Life after college. That’s an idea that not many think of during these years, with an infinite amount of other thoughts floating around, whether it’s what’s due for class tomorrow or a list of things that you need to get for your dorm.

Unbeknownst to many students today is that new studies are showing an increasing number of students move in with their parents after they graduate, and even during their college years. But several students are saying now that this isn’t necessarily a bad thing- and they’re being backed up by experts.

More than 40 percent of what has been called “the boomerang generation” live at home, compared with less than a third of baby boomers when they were that age, according to a recent AARP survey. More than half of 25- to 34-year-olds living at home don’t pay rent, according to a survey by Pew Social Research & Trends. The Pew survey found that more than 78 percent of millennials living with their parents were satisfied with their living arrangements.

While student loans have increased it is one of several factors causing students to move back home. With student loans rising it causes many students to come out of college without any money to put towards a place of their own. Many students do attempt to move forward with but with the lack of jobs in this economy it is becoming more and more difficult.

As students grow up they are shown through media that living with their parents is an unpopular practice because it seems like they are not going through the natural cycle of being independent. Many believe if you are living at home you’re not achieving your full potential as an individual but going back home is quickly becoming a social norm of the Millennial generation.

In 2012, the number of college students and graduates living at home reached an all time high. According to the Pew Research Center, they are 21.6 million strong and counting.

Jack McCluskey an international student from Scotland, who is a freshman majoring in sports management, gave his view when asked if more students in Scotland stayed at home or lived in dorms when they attend school.
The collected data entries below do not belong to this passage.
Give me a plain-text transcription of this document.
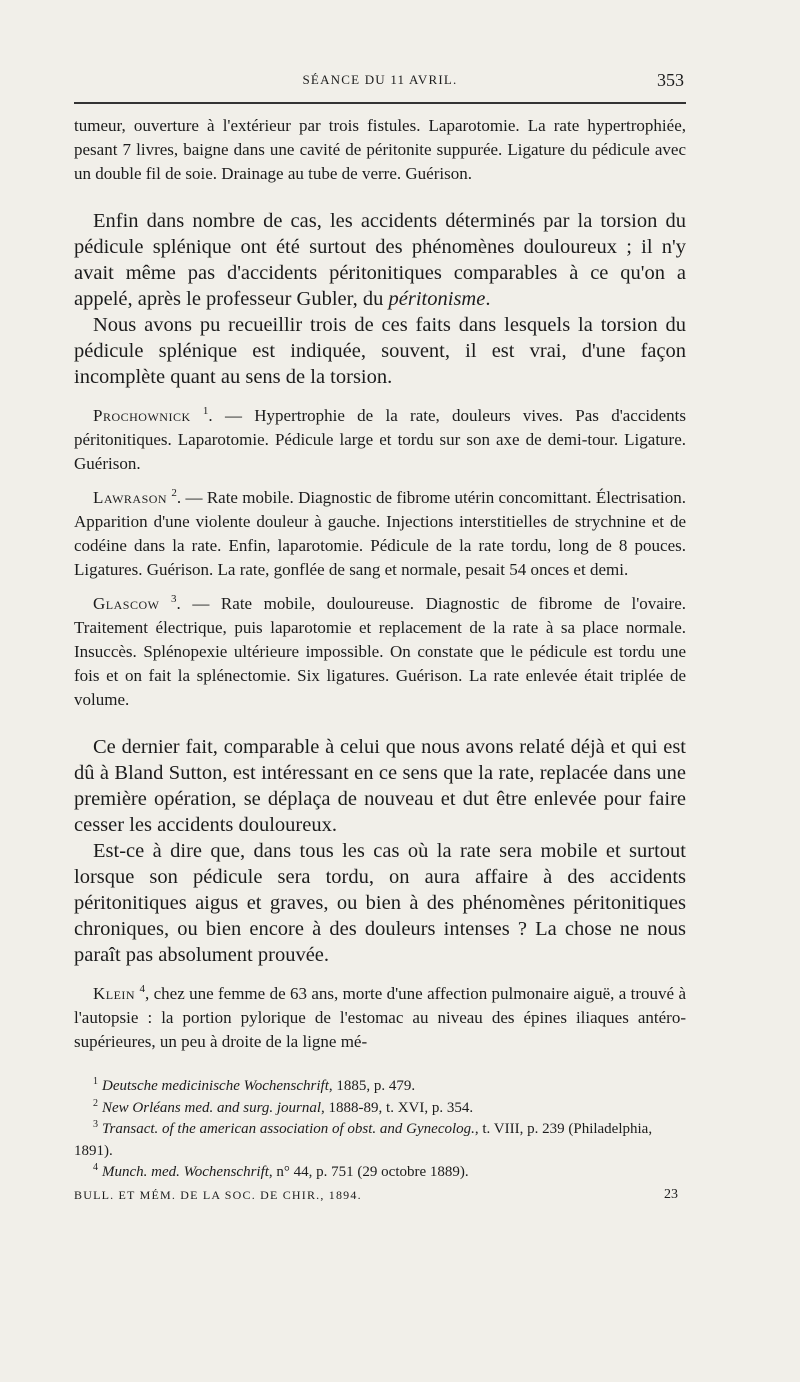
SÉANCE DU 11 AVRIL.	353

tumeur, ouverture à l'extérieur par trois fistules. Laparotomie. La rate hypertrophiée, pesant 7 livres, baigne dans une cavité de péritonite suppurée. Ligature du pédicule avec un double fil de soie. Drainage au tube de verre. Guérison.

Enfin dans nombre de cas, les accidents déterminés par la torsion du pédicule splénique ont été surtout des phénomènes douloureux ; il n'y avait même pas d'accidents péritonitiques comparables à ce qu'on a appelé, après le professeur Gubler, du péritonisme.

Nous avons pu recueillir trois de ces faits dans lesquels la torsion du pédicule splénique est indiquée, souvent, il est vrai, d'une façon incomplète quant au sens de la torsion.

Prochownick $^1$. — Hypertrophie de la rate, douleurs vives. Pas d'accidents péritonitiques. Laparotomie. Pédicule large et tordu sur son axe de demi-tour. Ligature. Guérison.

Lawrason $^2$. — Rate mobile. Diagnostic de fibrome utérin concomittant. Électrisation. Apparition d'une violente douleur à gauche. Injections interstitielles de strychnine et de codéine dans la rate. Enfin, laparotomie. Pédicule de la rate tordu, long de 8 pouces. Ligatures. Guérison. La rate, gonflée de sang et normale, pesait 54 onces et demi.

Glascow $^3$. — Rate mobile, douloureuse. Diagnostic de fibrome de l'ovaire. Traitement électrique, puis laparotomie et replacement de la rate à sa place normale. Insuccès. Splénopexie ultérieure impossible. On constate que le pédicule est tordu une fois et on fait la splénectomie. Six ligatures. Guérison. La rate enlevée était triplée de volume.

Ce dernier fait, comparable à celui que nous avons relaté déjà et qui est dû à Bland Sutton, est intéressant en ce sens que la rate, replacée dans une première opération, se déplaça de nouveau et dut être enlevée pour faire cesser les accidents douloureux.

Est-ce à dire que, dans tous les cas où la rate sera mobile et surtout lorsque son pédicule sera tordu, on aura affaire à des accidents péritonitiques aigus et graves, ou bien à des phénomènes péritonitiques chroniques, ou bien encore à des douleurs intenses ? La chose ne nous paraît pas absolument prouvée.

Klein $^4$, chez une femme de 63 ans, morte d'une affection pulmonaire aiguë, a trouvé à l'autopsie : la portion pylorique de l'estomac au niveau des épines iliaques antéro-supérieures, un peu à droite de la ligne mé-

$^1$ Deutsche medicinische Wochenschrift, 1885, p. 479.
$^2$ New Orléans med. and surg. journal, 1888-89, t. XVI, p. 354.
$^3$ Transact. of the american association of obst. and Gynecolog., t. VIII, p. 239 (Philadelphia, 1891).
$^4$ Munch. med. Wochenschrift, n° 44, p. 751 (29 octobre 1889).
BULL. ET MÉM. DE LA SOC. DE CHIR., 1894.	23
“In Scotland more students stay in dorms when they attend college than live at home. When they graduate a lot of students just get their own apartments,” McCluskey said. “I think after college I will stay here instead of moving back home, there are way more opportunities here and nicer weather to golf in.”

Commuters save more money by staying home, anywhere from 1,718 to 4,954 dollars per semester because they didn’t need to pay for housing according to UT’s residence life, room and board page.

Vontesha Williams, junior and a communications major, was able to answer questions on why living at home and commuting was the right option for her.

“The fact that I live close to here was a main factor of why I decided to commute,” Williams said. “I also saved close to ten thousand dollars a year because I don’t live in a residence hall.  It’s nice coming home and seeing that your bed is made and that there is already a meal waiting for you, along with your family ready to talk about your day.”

Many parents have certain conditions for their college students to abide by like doing chores around the house or even paying rent for them to get a sense of what living in the real world is like.

“I’m really lucky that my parents don’t make me do chores or anything like that. It makes my life easier so I can just focus on my studies and prepare myself for my career,” Williams said.

As the years go by, studies show the amount of students who stay at home will continue to increase. With the economy in a rut and money being tight, moving back in with your parents seems as if it is a reasonable way to help save money which you can then put towards your future.